Class Precision Recall F1 Score Notes
Normal High High High Well-represented class
Benign Moderate Moderate Moderate Boundary cases with malignant
Malignant Variable Variable Variable Impacted by class imbalance
Overall 84% Weighted accuracy

Explainability finding: Grad-CAM heatmaps consistently highlighted regions corresponding to known clinical indicators — microcalcifications in mammograms, hypoechoic lesion margins in ultrasound — confirming that the model's predictions are grounded in clinically relevant evidence, not spurious correlations.

Dataset imbalance — particularly for malignant cases — highlighted a critical real-world constraint: deployment in low-resource settings means working with skewed class distributions. The paper analyzes these trade-offs explicitly, which influenced the design of the evaluation protocol to go beyond aggregate accuracy.

06 /

Limitations & Future Work

The programmatic pairing strategy, while necessary and effective, is a proxy for true paired multimodal imaging. Future work should incorporate natively paired datasets as they become available. The class imbalance problem in malignant case detection warrants continued attention — oversampling strategies, focal loss formulations, and synthetic augmentation using diffusion models are all candidate approaches.
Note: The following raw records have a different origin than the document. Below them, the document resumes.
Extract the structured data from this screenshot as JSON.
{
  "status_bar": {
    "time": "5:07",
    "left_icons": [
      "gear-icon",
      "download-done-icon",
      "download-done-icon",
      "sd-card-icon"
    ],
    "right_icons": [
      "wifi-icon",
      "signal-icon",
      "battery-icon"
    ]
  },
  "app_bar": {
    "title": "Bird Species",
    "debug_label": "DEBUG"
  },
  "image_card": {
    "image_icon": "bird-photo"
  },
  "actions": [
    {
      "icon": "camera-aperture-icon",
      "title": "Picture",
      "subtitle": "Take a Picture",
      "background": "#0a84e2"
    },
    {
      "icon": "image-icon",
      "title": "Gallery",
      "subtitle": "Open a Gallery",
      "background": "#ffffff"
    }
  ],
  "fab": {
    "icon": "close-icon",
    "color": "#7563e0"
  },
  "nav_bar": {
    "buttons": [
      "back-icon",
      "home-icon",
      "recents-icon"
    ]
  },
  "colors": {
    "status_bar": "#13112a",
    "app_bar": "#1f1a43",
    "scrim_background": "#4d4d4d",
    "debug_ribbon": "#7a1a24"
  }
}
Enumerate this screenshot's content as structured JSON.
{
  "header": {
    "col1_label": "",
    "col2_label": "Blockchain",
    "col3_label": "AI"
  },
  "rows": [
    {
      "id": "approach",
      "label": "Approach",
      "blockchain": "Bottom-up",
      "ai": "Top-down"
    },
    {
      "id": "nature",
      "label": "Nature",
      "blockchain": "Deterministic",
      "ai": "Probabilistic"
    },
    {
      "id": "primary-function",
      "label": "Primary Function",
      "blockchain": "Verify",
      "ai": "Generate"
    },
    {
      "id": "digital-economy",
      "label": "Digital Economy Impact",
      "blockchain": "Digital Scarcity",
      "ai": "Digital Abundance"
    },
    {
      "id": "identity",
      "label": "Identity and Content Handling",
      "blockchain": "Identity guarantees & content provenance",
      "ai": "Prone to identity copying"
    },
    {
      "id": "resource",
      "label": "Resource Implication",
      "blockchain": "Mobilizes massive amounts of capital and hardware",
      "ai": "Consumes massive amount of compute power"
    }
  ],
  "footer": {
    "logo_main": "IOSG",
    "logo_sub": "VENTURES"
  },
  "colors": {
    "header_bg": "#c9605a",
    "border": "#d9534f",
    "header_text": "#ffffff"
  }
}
The framework was validated on African and Asian population data (Egypt, Vietnam). Extension to broader demographic datasets, particularly with West African imaging data where breast tissue density patterns differ, would strengthen clinical generalizability. Finally, prospective clinical validation with radiologist feedback loops is the essential next step before real-world deployment.